Using automatic speech recognition to predict aided speech-in-noise intelligibility
As the main complaint of people with age-related hearing loss (ARHL) is difficulty understanding speech, the success of rehabilitation through hearing aids (HAs) is often measured through speech intelligibility tests. These tests can be fairly lengthy and therefore cannot be conducted for all HA settings that might yield optimal speech intelligibility to the hearing-impaired listener.
Recent studies showed that automatic speech recognition (ASR) can be used as an objective measure for the prediction of unaided speech intelligibility in quiet in people with real or simulated ARHL (Fontan et al., 2017; Fontan et al., in revision). The aim of the present study was to assess the applicability of ASR to a wider range of listening conditions, involving unaided and aided speech-in-noise perception in older hearing-impaired (OHI) listeners.

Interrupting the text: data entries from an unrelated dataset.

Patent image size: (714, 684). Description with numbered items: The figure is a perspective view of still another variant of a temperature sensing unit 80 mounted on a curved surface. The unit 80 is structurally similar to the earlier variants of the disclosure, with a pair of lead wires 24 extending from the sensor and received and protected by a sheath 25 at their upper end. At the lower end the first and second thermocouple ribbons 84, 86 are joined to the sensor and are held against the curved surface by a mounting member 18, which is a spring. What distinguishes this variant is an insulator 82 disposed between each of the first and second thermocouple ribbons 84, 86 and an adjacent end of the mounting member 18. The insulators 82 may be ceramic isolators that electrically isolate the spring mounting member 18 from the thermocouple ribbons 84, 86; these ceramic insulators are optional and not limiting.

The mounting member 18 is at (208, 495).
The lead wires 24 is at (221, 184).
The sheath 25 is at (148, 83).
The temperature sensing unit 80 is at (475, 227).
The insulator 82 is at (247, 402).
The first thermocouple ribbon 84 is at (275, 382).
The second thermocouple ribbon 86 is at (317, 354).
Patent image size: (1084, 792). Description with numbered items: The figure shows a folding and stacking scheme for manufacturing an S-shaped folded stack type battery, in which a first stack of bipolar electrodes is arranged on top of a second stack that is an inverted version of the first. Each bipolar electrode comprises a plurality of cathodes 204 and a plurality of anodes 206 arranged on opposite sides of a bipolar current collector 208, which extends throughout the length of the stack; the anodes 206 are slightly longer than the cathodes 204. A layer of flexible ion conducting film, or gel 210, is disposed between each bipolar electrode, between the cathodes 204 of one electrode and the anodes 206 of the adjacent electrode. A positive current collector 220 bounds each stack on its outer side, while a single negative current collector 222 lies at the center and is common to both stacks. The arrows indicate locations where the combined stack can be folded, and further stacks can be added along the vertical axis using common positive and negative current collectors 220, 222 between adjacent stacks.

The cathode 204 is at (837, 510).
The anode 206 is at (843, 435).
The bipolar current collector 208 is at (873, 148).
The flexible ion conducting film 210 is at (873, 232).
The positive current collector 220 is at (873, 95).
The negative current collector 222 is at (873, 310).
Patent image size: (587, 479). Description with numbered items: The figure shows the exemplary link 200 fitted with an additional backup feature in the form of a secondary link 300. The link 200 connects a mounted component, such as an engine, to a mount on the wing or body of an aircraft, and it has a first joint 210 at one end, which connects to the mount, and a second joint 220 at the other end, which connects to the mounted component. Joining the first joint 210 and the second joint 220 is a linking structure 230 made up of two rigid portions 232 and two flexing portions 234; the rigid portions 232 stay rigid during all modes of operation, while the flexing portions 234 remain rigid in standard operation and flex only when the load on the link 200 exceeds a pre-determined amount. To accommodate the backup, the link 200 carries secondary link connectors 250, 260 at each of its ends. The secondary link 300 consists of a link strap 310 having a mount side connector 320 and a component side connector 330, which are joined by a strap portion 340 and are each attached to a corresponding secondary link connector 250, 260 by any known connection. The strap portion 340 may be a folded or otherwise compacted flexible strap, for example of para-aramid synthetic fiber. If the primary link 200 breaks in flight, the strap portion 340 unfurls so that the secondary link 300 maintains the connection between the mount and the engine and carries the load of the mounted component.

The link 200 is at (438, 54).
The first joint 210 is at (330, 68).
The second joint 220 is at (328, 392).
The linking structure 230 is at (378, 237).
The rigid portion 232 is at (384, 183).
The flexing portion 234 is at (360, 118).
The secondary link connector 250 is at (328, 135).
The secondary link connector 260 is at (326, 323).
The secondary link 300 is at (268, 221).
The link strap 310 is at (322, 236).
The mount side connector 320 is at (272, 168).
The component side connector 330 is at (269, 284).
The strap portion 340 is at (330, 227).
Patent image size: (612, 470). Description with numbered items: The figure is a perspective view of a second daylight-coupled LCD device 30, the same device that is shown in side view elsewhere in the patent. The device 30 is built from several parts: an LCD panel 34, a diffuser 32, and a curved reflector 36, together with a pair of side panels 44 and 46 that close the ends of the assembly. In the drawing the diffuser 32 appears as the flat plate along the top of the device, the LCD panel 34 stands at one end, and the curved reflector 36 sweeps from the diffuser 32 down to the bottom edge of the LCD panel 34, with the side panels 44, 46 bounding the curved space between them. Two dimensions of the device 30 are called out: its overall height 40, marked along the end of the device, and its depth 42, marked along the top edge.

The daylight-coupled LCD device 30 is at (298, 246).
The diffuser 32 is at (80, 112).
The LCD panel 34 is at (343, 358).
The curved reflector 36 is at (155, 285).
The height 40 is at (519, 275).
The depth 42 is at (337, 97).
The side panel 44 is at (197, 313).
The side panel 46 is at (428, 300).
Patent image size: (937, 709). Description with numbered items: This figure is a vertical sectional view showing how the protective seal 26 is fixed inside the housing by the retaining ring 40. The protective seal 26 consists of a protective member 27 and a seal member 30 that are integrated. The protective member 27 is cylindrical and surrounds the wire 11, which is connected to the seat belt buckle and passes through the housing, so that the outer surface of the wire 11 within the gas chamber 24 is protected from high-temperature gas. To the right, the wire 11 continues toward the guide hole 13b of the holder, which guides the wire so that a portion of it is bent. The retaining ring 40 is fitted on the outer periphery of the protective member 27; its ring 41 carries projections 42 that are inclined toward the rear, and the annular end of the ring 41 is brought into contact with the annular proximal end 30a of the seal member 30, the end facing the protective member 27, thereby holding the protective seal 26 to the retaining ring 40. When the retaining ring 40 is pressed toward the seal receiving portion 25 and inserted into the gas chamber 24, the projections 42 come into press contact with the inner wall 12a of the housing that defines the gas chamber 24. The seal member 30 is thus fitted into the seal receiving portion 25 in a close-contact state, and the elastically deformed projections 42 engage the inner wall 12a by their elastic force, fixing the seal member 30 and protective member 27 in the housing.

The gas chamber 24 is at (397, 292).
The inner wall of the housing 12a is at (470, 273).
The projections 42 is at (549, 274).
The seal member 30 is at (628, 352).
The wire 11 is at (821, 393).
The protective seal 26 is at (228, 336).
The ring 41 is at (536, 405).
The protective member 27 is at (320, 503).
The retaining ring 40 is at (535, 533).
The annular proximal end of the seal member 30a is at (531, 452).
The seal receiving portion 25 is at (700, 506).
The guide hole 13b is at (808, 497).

Twenty-eight OHI participants (mean age = 73.3 years) were recruited for this study. They completed several speech-identification tasks, involving logatoms, words, and sentences. All speech materials were mixed with a background noise with the long-term average speech spectrum (LTASS) and presented monaurally through headphones at 60 dB SPL. The signal-to-noise ratio was -1.5 dB. Participants completed the identification tasks unaided and aided using a HA simulator implementing individual gains prescribed by the CAM2b fitting rule.
A speech-intelligibility prediction system was set up, consisting of: (1) the HA simulator used for the OHI participants (Moore et al., 2010), (2) an age-related-hearing-loss simulator implementing the algorithms described by Nejime and Moore (1997), and (3) an HMM-GMM-based ASR system using the Julius decoder software (Nagoya Institute of Technology, Japan), with acoustic models trained on speech in LTASS noise, and a different language model for each of the speech materials. Human and machine intelligibility scores were calculated as the percentage of logatoms or words that were correctly identified.
The results show that, on average, the implementation of CAM2b gains significantly improved speech-in-noise intelligibility performances both in OHI listeners and the ASR system.